Lazebnik L B, Komissarenko I A, Mikheeva O M, Drozdov V N, Sil'vestrova S Iu, Petrakov A V
Kardiologiia. 2009;49(3):28-33.
It is necessary to take into account presence of concomitant pathology while prescribing hypotensive therapy to patients with arterial hypertension (AH). Hydrophilic angiotensin converting enzyme inhibitors (ACEI) (lisinopril) which are not metabolized in the liver are theoretically safest in liver cirrhosis. We have examined and treated 180 patients with AH and assessed efficacy and tolerability of ACEI lisinopril and enalapril with consideration of their pharmacokinetic peculiarities in patients with various severity of involvement of the liver (steatosis or cirrhosis).

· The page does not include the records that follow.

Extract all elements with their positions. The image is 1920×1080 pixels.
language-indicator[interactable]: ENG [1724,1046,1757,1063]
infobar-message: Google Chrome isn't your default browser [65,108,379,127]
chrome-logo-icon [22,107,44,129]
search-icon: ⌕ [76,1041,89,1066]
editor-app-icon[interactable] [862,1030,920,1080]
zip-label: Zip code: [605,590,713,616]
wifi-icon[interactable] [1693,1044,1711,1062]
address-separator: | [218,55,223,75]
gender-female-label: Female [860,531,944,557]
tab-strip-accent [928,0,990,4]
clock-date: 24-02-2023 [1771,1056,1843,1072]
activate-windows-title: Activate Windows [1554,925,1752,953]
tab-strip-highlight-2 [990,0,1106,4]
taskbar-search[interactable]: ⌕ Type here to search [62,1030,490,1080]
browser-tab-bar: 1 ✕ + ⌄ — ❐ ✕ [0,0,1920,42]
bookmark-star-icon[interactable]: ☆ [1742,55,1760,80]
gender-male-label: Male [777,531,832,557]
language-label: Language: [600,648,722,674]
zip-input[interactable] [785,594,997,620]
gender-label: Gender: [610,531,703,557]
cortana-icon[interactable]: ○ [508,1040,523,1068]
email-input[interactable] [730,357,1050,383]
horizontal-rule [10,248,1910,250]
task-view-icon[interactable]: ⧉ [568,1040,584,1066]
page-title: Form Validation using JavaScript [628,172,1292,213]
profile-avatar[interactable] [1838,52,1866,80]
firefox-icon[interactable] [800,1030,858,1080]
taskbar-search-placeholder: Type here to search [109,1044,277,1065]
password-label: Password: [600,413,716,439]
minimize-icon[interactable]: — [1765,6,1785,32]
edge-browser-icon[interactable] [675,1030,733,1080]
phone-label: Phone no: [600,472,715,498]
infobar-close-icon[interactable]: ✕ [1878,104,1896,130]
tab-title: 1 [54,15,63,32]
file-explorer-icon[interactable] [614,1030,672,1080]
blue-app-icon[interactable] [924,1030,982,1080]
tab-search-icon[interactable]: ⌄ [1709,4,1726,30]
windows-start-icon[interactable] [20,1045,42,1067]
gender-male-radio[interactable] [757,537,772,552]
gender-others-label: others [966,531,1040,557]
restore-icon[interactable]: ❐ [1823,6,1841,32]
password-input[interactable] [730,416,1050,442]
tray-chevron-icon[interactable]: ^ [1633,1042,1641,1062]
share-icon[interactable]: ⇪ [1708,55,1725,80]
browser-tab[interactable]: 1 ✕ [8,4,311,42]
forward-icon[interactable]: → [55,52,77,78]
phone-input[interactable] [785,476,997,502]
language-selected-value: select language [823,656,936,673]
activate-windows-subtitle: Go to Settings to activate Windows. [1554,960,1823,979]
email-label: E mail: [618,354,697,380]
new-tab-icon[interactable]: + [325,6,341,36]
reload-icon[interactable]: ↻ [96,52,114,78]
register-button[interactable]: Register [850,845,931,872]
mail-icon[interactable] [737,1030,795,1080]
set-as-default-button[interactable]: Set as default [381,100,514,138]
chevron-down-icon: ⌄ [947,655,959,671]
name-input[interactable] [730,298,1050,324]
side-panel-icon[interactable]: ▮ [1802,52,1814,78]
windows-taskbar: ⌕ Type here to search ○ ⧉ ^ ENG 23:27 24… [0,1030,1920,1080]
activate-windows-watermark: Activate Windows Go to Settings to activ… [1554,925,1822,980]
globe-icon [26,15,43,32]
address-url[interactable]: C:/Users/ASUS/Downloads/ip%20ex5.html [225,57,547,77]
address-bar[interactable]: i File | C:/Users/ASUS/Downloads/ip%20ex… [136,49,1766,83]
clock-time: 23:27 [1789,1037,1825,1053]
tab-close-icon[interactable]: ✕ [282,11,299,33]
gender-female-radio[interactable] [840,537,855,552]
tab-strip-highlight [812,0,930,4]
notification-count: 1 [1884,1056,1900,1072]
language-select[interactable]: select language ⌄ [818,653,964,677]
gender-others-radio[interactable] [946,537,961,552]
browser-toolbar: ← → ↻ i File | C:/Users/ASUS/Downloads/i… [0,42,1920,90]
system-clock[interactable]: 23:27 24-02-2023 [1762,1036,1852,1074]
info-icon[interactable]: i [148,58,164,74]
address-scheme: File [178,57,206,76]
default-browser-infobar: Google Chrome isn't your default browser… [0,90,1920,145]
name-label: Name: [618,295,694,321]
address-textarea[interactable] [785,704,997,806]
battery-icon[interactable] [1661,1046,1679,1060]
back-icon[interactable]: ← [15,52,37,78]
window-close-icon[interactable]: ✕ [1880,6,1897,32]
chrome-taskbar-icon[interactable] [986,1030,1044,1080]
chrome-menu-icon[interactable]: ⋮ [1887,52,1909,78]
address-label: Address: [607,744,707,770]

Advantage of hypotensive effect of lisinopril (which required no biotransformation in the liver) over enalapril based on its pharmacokinetic properties has been demonstrated.
在给动脉高血压(AH)患者开降压药时,有必要考虑伴随疾病的存在。在肝硬化患者中,理论上在肝脏中不代谢的亲水性血管紧张素转换酶抑制剂(ACEI)(赖诺普利)是最安全的。我们检查并治疗了180例AH患者,并根据不同肝脏受累严重程度(脂肪变性或肝硬化)患者的药代动力学特点,评估了ACEI赖诺普利和依那普利的疗效和耐受性。基于其药代动力学特性,已证明赖诺普利(在肝脏中无需生物转化)的降压效果优于依那普利。